- Developer: Team Chivalry
- Publisher: Team Chivalry
- Engine: Source
- Platform: Microsoft Windows
- Release: September 10, 2007
- Genre: Action
- Mode: Multiplayer

= Age of Chivalry =

2007 video game

Age of Chivalry is a multiplayer-focused total conversion modification for Valve's Half-Life 2 using the Source engine. Founded by Rickard Drakborn, Jeff Simmons and Scott Chipman, and developed by a group of independent developers called Team Chivalry, the mod features a medieval theme and aims to provide enjoyable close-combat battles.

== Gameplay ==
Players select to play on either the Agatha Knights or the Mason Order, the two factions competing to rule the fictional kingdom that is the game's setting. Most maps have several objectives; completing one leads to the next until the final objective has been completed or the defending team is able to prevent the other team from completing theirs during the allotted time. Objectives vary from taking a strategical point to killing villagers, and include many siege-oriented ones like ramming down the main door of a castle and constructing bridges.
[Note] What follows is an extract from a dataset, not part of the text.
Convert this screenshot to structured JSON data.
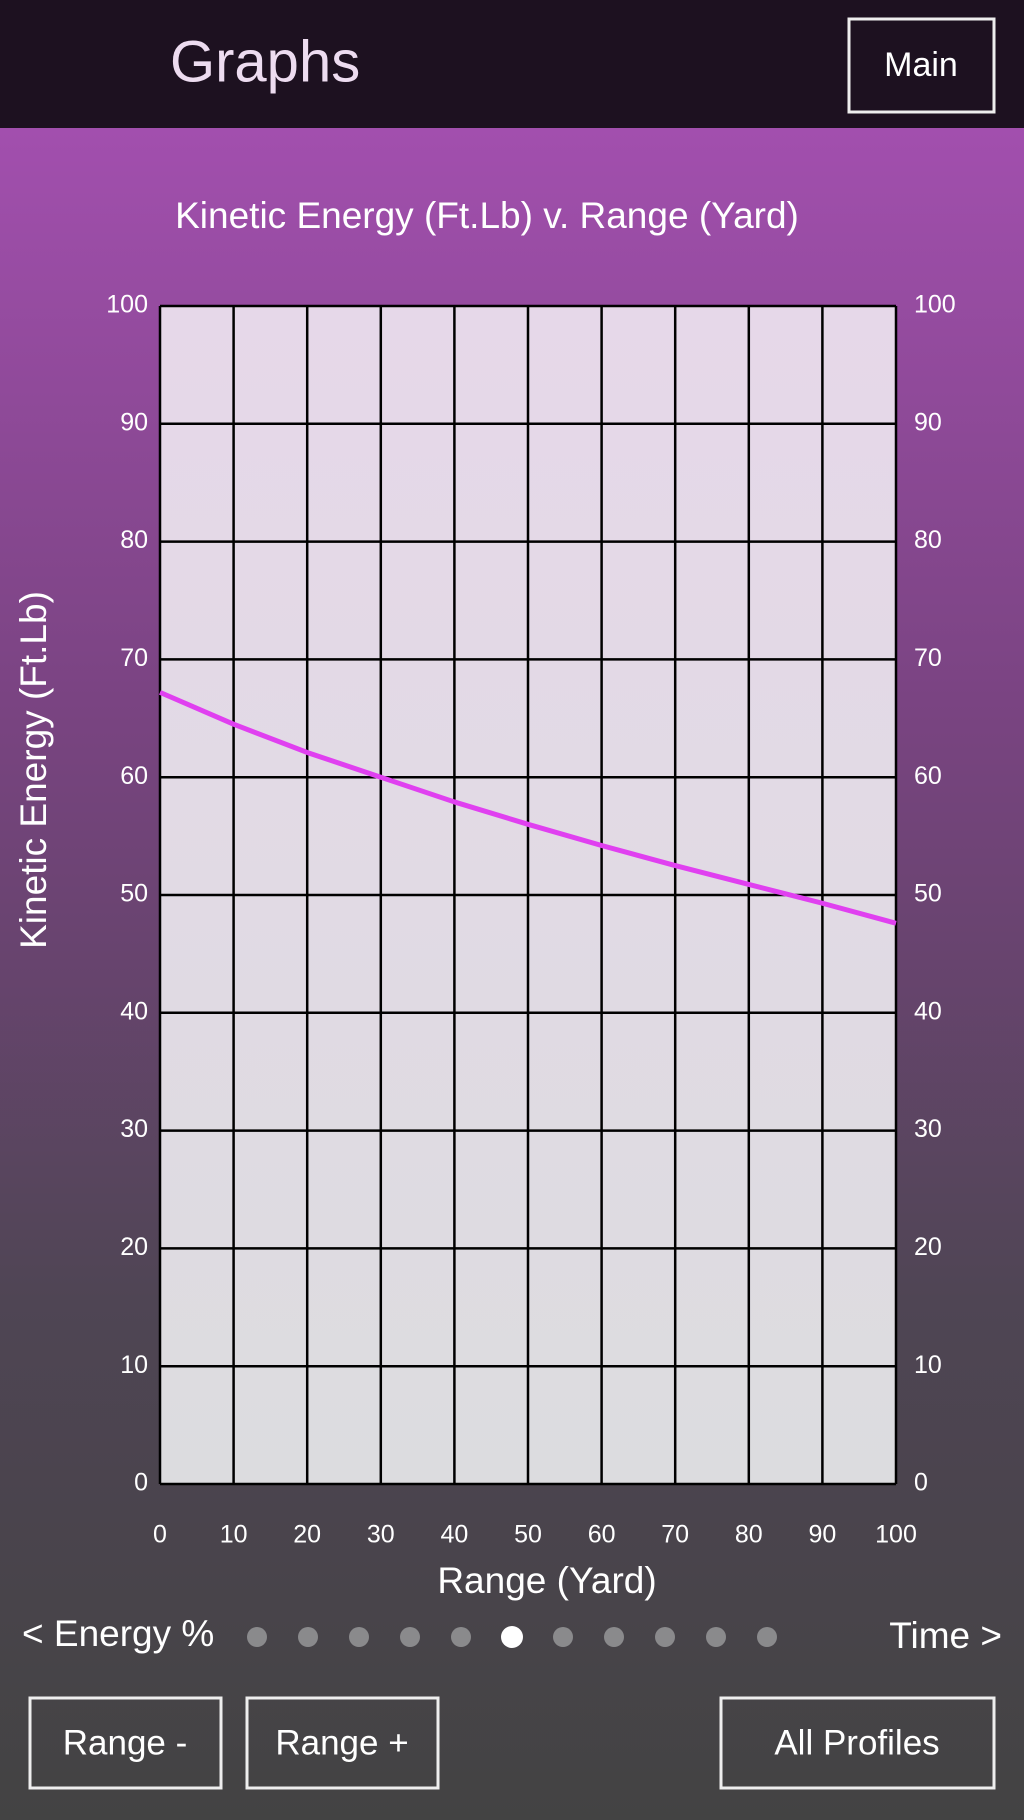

Age of Chivalry plans to use a dynamic campaign, in which each scenario affects which map will be used in the next chapter.

== Reception ==
PC Gamer highlighted the mod's large maps, describing the mountainous stretches as "tactics-encouraging" and overall should "encourage improvisation in team play."

== Legacy ==
The mod later evolved into a full game by the name of Chivalry: Medieval Warfare, developed by Torn Banner Studios (whose employees were involved in the development of the mod) as their first commercial game. It was released on October 16, 2012, via Steam.